How do writers overcome the initial hump of procrastination and get into the rhythm and momentum of writing a story?
You’re on a quest for purple unicorns. There is no secret button that summons up our creativity.
Every word we write is a victory against distraction, self-doubt, and obligation. It’s a battle against what Steven Pressfield dubs Resistance or, more simply, “the enemy”:
“The writer is an infantryman. He knows that progress is measured in yards of dirt extracted from the enemy one day, one hour, one minute at a time and paid for in blood.”
I say all that, and then I add the “but”….

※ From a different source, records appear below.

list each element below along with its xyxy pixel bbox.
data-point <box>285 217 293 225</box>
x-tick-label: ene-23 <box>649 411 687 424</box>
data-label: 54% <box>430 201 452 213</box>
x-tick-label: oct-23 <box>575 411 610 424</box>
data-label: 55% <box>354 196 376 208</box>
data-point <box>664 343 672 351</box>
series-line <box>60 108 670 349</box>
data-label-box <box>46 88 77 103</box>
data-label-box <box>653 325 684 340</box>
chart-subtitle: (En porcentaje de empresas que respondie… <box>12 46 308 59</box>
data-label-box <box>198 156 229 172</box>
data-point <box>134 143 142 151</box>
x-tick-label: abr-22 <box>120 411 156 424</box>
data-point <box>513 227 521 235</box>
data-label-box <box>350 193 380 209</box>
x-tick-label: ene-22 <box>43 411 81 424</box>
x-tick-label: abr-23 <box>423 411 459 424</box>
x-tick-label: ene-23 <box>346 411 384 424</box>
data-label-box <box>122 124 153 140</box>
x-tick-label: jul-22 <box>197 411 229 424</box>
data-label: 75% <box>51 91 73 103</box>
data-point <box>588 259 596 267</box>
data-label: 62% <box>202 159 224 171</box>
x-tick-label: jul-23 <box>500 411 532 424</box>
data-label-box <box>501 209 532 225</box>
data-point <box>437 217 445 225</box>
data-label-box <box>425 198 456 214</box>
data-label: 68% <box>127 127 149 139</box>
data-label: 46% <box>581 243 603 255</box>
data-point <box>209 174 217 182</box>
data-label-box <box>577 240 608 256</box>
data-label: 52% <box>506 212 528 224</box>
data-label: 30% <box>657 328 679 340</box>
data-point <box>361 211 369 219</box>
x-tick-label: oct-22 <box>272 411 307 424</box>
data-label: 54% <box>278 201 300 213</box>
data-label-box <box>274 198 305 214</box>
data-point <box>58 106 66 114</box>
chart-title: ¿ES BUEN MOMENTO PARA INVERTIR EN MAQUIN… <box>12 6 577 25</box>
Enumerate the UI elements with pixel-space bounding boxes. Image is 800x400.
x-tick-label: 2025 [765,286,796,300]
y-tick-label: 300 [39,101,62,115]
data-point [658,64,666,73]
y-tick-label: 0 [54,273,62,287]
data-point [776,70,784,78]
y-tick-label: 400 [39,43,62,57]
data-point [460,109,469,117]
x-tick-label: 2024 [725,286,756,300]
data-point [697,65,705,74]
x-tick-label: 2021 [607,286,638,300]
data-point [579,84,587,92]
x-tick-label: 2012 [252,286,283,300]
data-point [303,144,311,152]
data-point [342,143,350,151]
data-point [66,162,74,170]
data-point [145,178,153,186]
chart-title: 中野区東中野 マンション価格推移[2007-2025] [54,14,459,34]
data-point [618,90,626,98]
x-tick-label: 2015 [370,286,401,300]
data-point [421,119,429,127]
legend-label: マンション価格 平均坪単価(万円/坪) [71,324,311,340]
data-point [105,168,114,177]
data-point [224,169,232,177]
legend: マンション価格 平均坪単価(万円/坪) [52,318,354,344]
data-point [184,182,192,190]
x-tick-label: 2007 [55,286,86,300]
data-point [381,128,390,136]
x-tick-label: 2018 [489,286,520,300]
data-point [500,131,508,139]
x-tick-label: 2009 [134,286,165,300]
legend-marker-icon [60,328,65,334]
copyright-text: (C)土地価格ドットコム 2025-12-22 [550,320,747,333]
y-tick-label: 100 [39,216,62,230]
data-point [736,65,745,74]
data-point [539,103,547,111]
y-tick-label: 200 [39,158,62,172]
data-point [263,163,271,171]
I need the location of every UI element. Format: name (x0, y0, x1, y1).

But there is an exception for your first draft. Your first draft should be fun. Check your ego at the door. There shouldn’t be the slightest hint of self-consciousness on the page.

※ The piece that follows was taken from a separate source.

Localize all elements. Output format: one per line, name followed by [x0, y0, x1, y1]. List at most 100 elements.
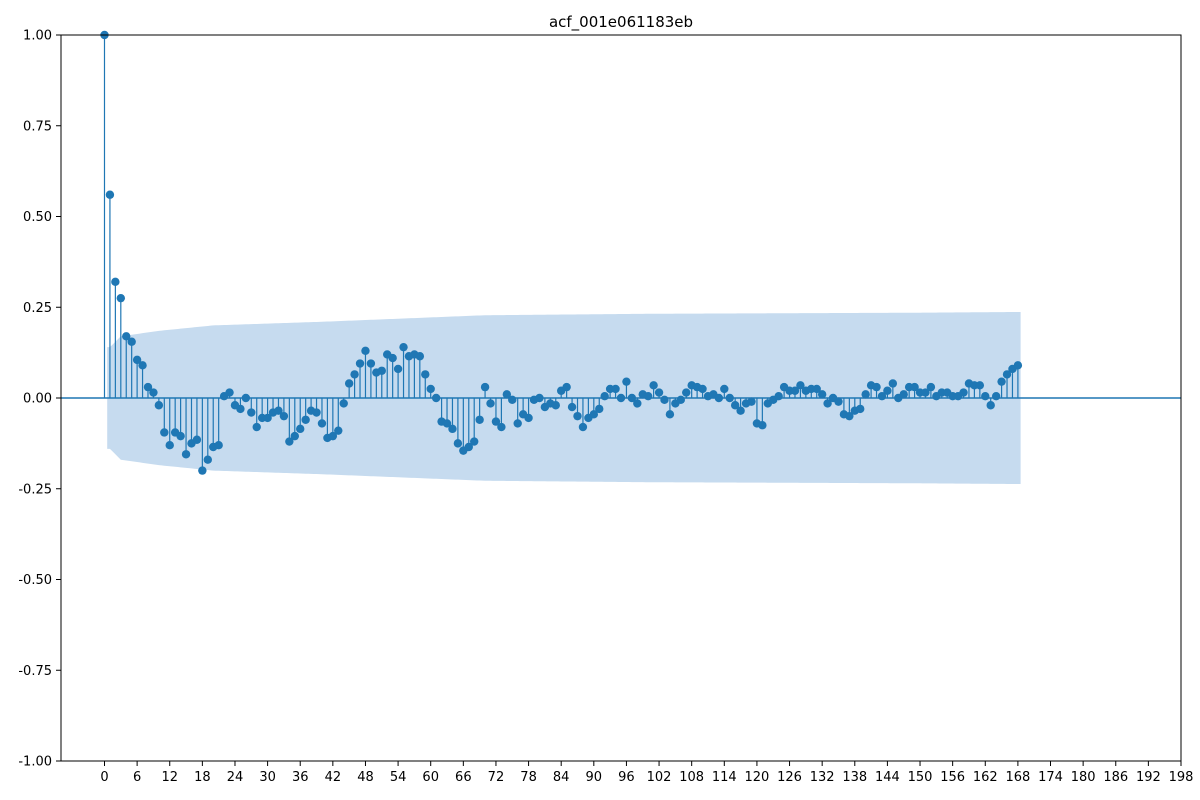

Because it’s a FIRST DRAFT!
And no one’s going to read your first draft (please don’t tell me you’d subject a loved one to that!). It’d be like an artist showing you a sloppy sketch and asking what you think of his painting.

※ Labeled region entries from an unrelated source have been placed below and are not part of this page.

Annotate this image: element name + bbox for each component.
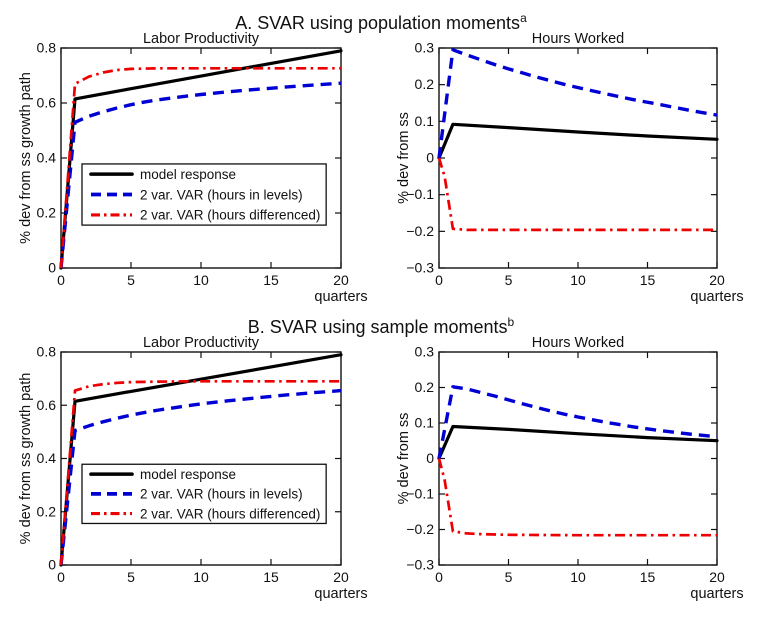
y-tick-label: 0.1: [415, 113, 435, 129]
series-line-dashdot: [437, 157, 717, 232]
y-tick-label: 0.8: [37, 40, 57, 56]
y-axis-label: % dev from ss growth path: [18, 373, 34, 545]
x-axis-label: quarters: [690, 289, 743, 305]
series-line-dashed: [437, 385, 718, 459]
section-b-superscript: b: [507, 315, 515, 329]
y-tick-label: 0.3: [415, 40, 435, 56]
x-tick-label: 10: [570, 569, 586, 585]
y-tick-label: 0.6: [37, 397, 57, 413]
axis-box: [60, 47, 342, 269]
y-axis-label: % dev from ss: [396, 413, 412, 505]
y-tick-label: −0.1: [406, 486, 434, 502]
y-tick-label: 0: [426, 450, 434, 466]
series-line-dashdot: [59, 66, 341, 269]
chart-a-hours-worked: Hours Worked 0 5 10 15 20 −0.3 −0.2 −0.1 0 0.1 0.2 0…: [396, 31, 744, 305]
legend-label: 2 var. VAR (hours differenced): [140, 208, 320, 223]
x-tick-label: 5: [505, 569, 513, 585]
series-line-dashdot: [437, 458, 717, 537]
x-tick-label: 20: [333, 569, 349, 585]
y-tick-label: 0.6: [37, 95, 57, 111]
section-a-superscript: a: [520, 11, 527, 25]
series-line-dashed: [59, 81, 342, 269]
x-tick-label: 5: [505, 272, 513, 288]
y-tick-label: −0.2: [406, 521, 434, 537]
x-axis-label: quarters: [314, 289, 367, 305]
y-tick-label: 0: [426, 150, 434, 166]
series-line-solid: [437, 122, 719, 160]
series-line-dashdot: [59, 379, 341, 566]
series-line-solid: [59, 353, 343, 567]
chart-a-labor-productivity: Labor Productivity 0 5 10 15 20 0 0.2 0.4 0.6 0.8%…: [18, 31, 368, 305]
y-tick-label: 0.4: [37, 150, 57, 166]
x-tick-label: 20: [709, 569, 725, 585]
chart-b-hours-worked: Hours Worked 0 5 10 15 20 −0.3 −0.2 −0.1 0 0.1 0.2 0…: [396, 335, 744, 602]
legend-label: 2 var. VAR (hours in levels): [140, 487, 303, 502]
x-tick-label: 10: [570, 272, 586, 288]
chart-title: Labor Productivity: [143, 31, 260, 47]
x-tick-label: 15: [640, 272, 656, 288]
chart-title: Labor Productivity: [143, 335, 260, 351]
x-tick-label: 20: [333, 272, 349, 288]
x-tick-label: 0: [435, 272, 443, 288]
y-tick-label: −0.3: [406, 557, 434, 573]
x-axis-label: quarters: [690, 586, 743, 602]
x-axis-label: quarters: [314, 586, 367, 602]
y-tick-label: −0.3: [406, 260, 434, 276]
x-tick-label: 20: [709, 272, 725, 288]
y-axis-label: % dev from ss growth path: [18, 72, 34, 244]
y-tick-label: 0.8: [37, 344, 57, 360]
axis-box: [438, 47, 718, 269]
x-tick-label: 15: [640, 569, 656, 585]
y-tick-label: 0: [48, 260, 56, 276]
chart-b-labor-productivity: Labor Productivity 0 5 10 15 20 0 0.2 0.4 0.6 0.8%…: [18, 335, 368, 602]
legend-label: 2 var. VAR (hours differenced): [140, 506, 320, 521]
y-tick-label: 0.2: [37, 503, 57, 519]
y-tick-label: 0.2: [37, 205, 57, 221]
chart-title: Hours Worked: [532, 31, 624, 47]
x-tick-label: 0: [57, 272, 65, 288]
series-line-solid: [437, 424, 719, 461]
section-a-title-text: A. SVAR using population moments: [235, 13, 521, 33]
x-tick-label: 10: [193, 272, 209, 288]
section-a-title: A. SVAR using population momentsa: [0, 7, 762, 34]
x-tick-label: 15: [263, 272, 279, 288]
y-tick-label: 0.2: [415, 76, 435, 92]
chart-title: Hours Worked: [532, 335, 624, 351]
axis-box: [60, 351, 342, 566]
x-tick-label: 5: [127, 569, 135, 585]
y-tick-label: 0.2: [415, 379, 435, 395]
x-tick-label: 15: [263, 569, 279, 585]
x-tick-label: 10: [193, 569, 209, 585]
section-b-title: B. SVAR using sample momentsb: [0, 311, 762, 338]
x-tick-label: 5: [127, 272, 135, 288]
series-line-dashed: [59, 388, 342, 566]
y-tick-label: −0.2: [406, 223, 434, 239]
y-tick-label: 0.4: [37, 450, 57, 466]
legend-label: 2 var. VAR (hours in levels): [140, 187, 303, 202]
y-tick-label: 0: [48, 557, 56, 573]
x-tick-label: 0: [435, 569, 443, 585]
y-tick-label: 0.3: [415, 344, 435, 360]
y-tick-label: −0.1: [406, 186, 434, 202]
series-line-solid: [59, 49, 343, 270]
section-b-title-text: B. SVAR using sample moments: [247, 317, 508, 337]
x-tick-label: 0: [57, 569, 65, 585]
legend-label: model response: [140, 167, 236, 182]
series-line-dashed: [437, 48, 718, 159]
y-tick-label: 0.1: [415, 415, 435, 431]
y-axis-label: % dev from ss: [396, 112, 412, 204]
legend-label: model response: [140, 467, 236, 482]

First drafts are not for sharing.
Come up with an idea that excites you and start writing. Delete nothing. Let words spill onto the page. The muse does not like erasers or DELETE keys. She flees from them.
She only comes when your ego’s slunk away. She comes smiling with fresh-baked cookies, blankets and decanters full of wine.
When you’re finished with that first draft… it will be pitiful.
But it will be something. And that something marks the beginning of the real work. The enemy sees that first draft and notes it for what it is: an all-out declaration of war. You’ve dug your trench, oiled your gun and twisted on your bayonet.
What you do next determines whether you’re a writer or simply someone who likes the idea of being a writer.
I originally wrote this post on Quora.